Le nucléaire au cœur de la stratégie énergétique des géants du numérique
Alors que la transition énergétique est un sujet qui divise le monde et que les prix de la production d’électricité ne font que croître, l’énergie nucléaire apparaît comme une option stratégique pour les géants du numérique, parmi lesquels Microsoft, Amazon, Google ou encore Oracle, qui investissent massivement dans des projets de construction ou de réhabilitation de centrales, afin d’alimenter leurs centres de données (data centers) de plus en plus énergivores, en particulier depuis l’essor des outils d’intelligence artificielle générative.

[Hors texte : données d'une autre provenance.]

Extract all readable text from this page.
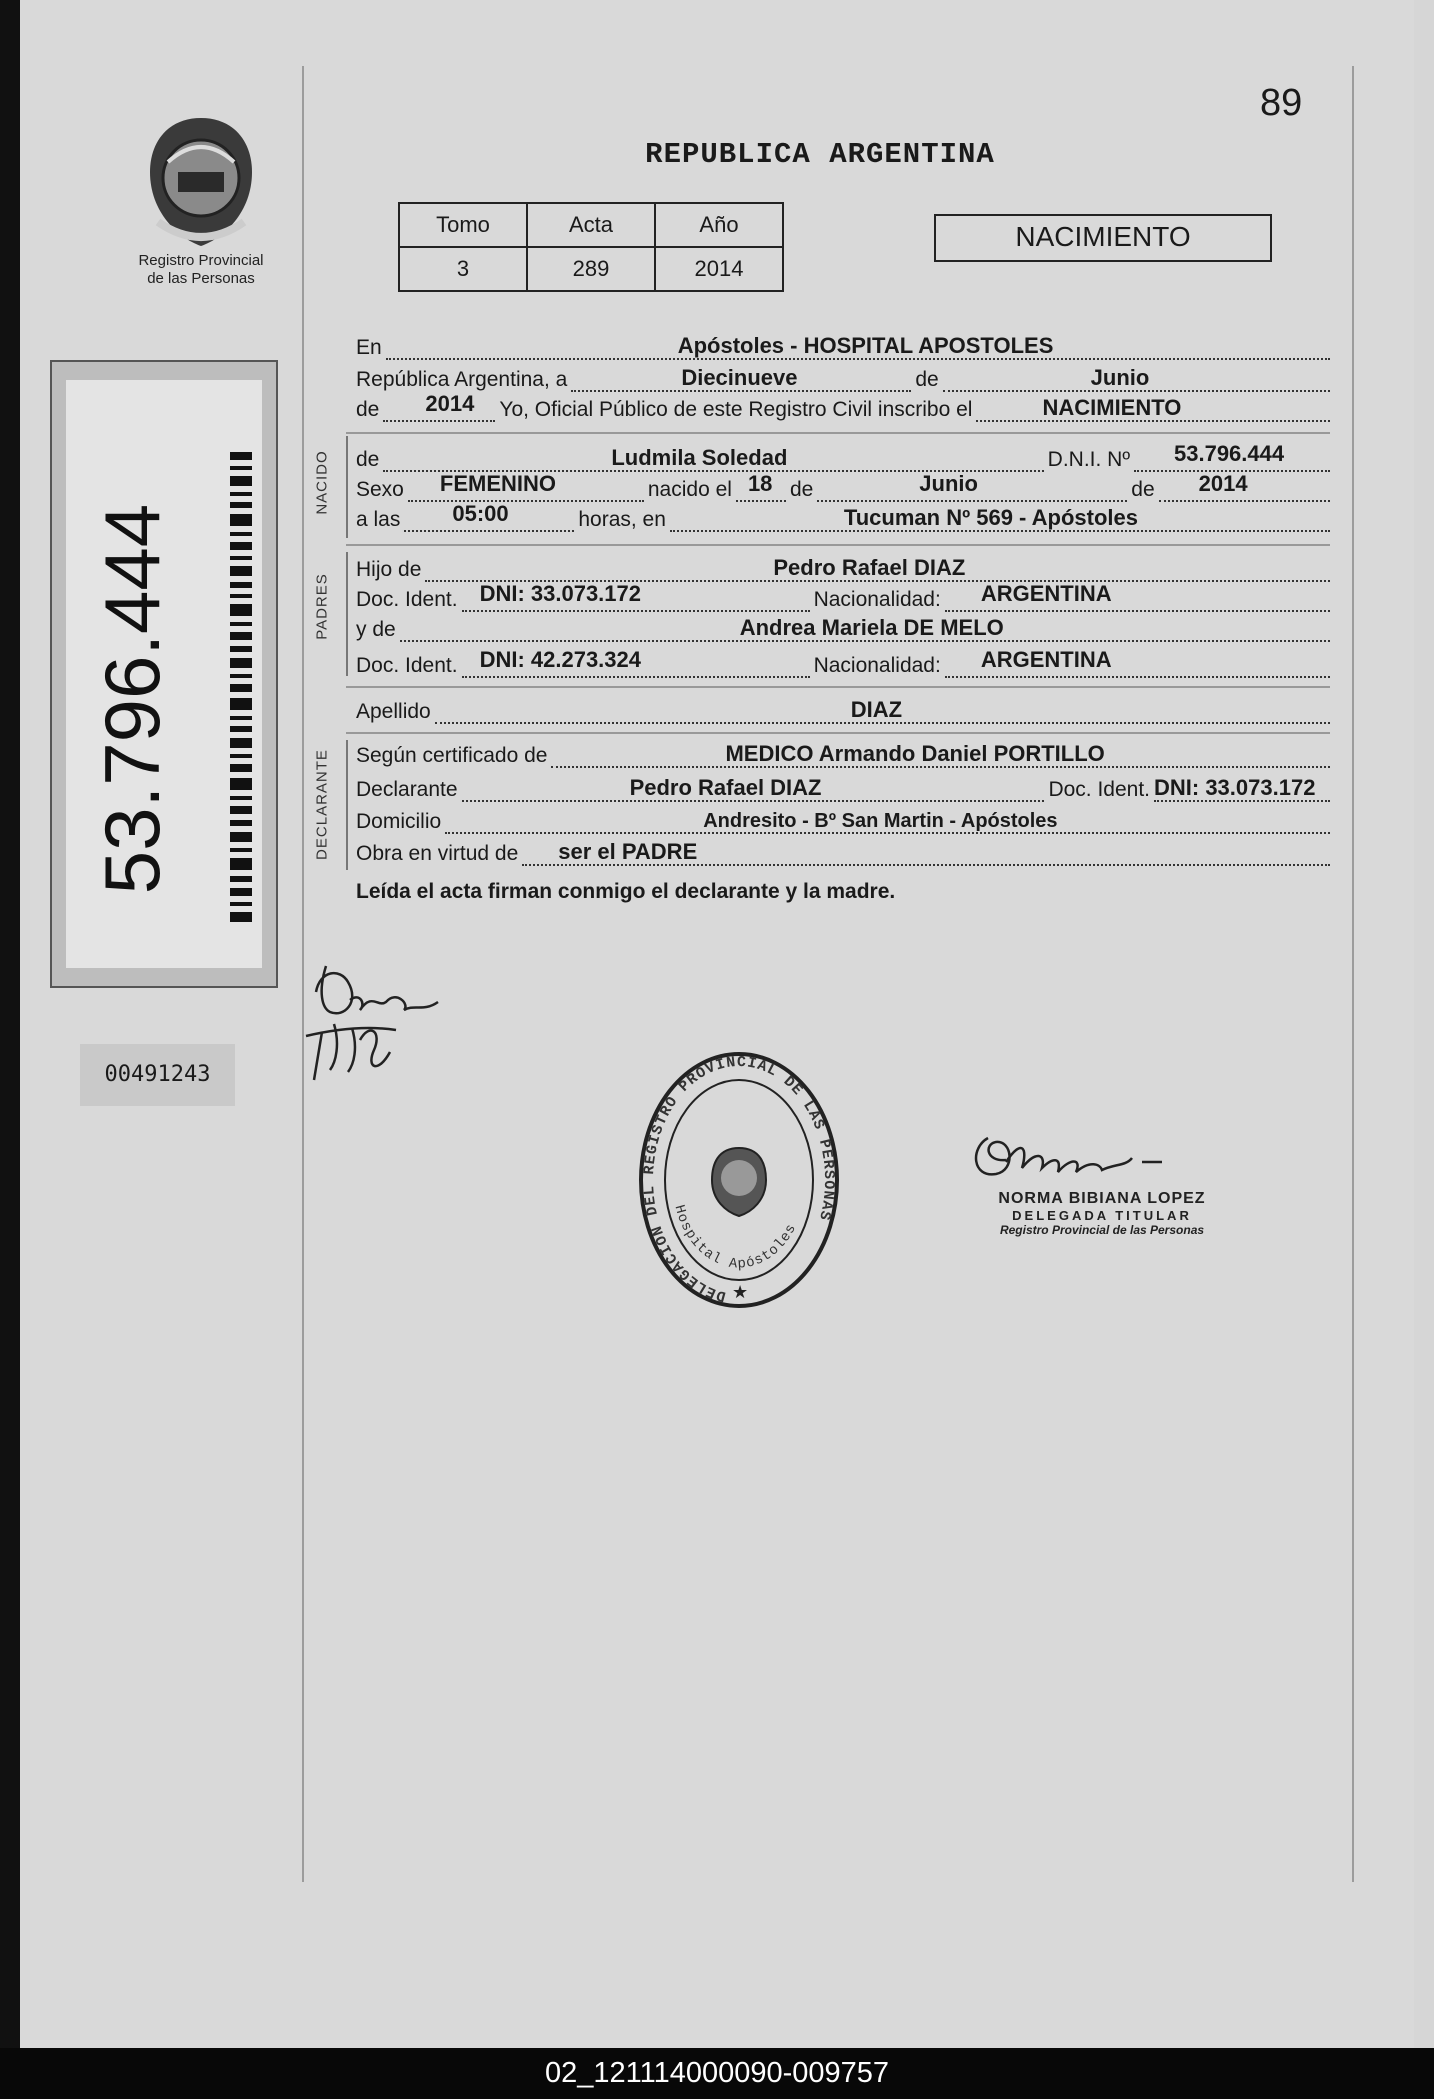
Registro Provincial
de las Personas
53.796.444
00491243
89
REPUBLICA ARGENTINA
Tomo	Acta	Año
3	289	2014
NACIMIENTO
En	Apóstoles - HOSPITAL APOSTOLES
República Argentina, a	Diecinueve	de	Junio
de 2014 Yo, Oficial Público de este Registro Civil inscribo el	NACIMIENTO
NACIDO de	Ludmila Soledad	D.N.I. Nº 53.796.444
Sexo FEMENINO	nacido el 18 de	Junio	de 2014
a las 05:00	horas, en	Tucuman Nº 569 - Apóstoles
PADRES
Hijo de	Pedro Rafael DIAZ
Doc. Ident. DNI: 33.073.172	Nacionalidad: ARGENTINA
y de	Andrea Mariela DE MELO
Doc. Ident. DNI: 42.273.324	Nacionalidad: ARGENTINA
Apellido	DIAZ
DECLARANTE Según certificado de	MEDICO Armando Daniel PORTILLO
Declarante	Pedro Rafael DIAZ	Doc. Ident. DNI: 33.073.172
Domicilio	Andresito - Bº San Martin - Apóstoles
Obra en virtud de ser el PADRE
Leída el acta firman conmigo el declarante y la madre.
DELEGACION DEL REGISTRO PROVINCIAL DE LAS PERSONAS
Hospital Apóstoles
★
NORMA BIBIANA LOPEZ
DELEGADA TITULAR
Registro Provincial de las Personas
02_121114000090-009757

Les géants du numérique polluent bien plus qu’ils ne l’annoncent
Selon des statistiques rapportées par Ahrefs, une importante société de marketing en ligne, Google traite, à l’échelle planétaire, 100 000 requêtes de recherche par seconde. Or, explique l’Agence internationale de l’énergie (AIE), une requête sur un outil d’intelligence artificielle générative comme ChatGPT consommerait dix fois plus d’électricité qu’une recherche classique sur Google. Le cabinet de conseil McKinsey estime ainsi que la consommation électrique des centres de données implantés sur le sol américain va doubler entre 2022 et 2030. Dans son rapport publié en janvier 2025 intitulé « En route vers une nouvelle ère pour l’énergie nucléaire », l’Agence internationale de l’énergie estime que, d’ici à 2050, la capacité nucléaire va tripler et les géants du numérique n’y seront probablement pas étrangers.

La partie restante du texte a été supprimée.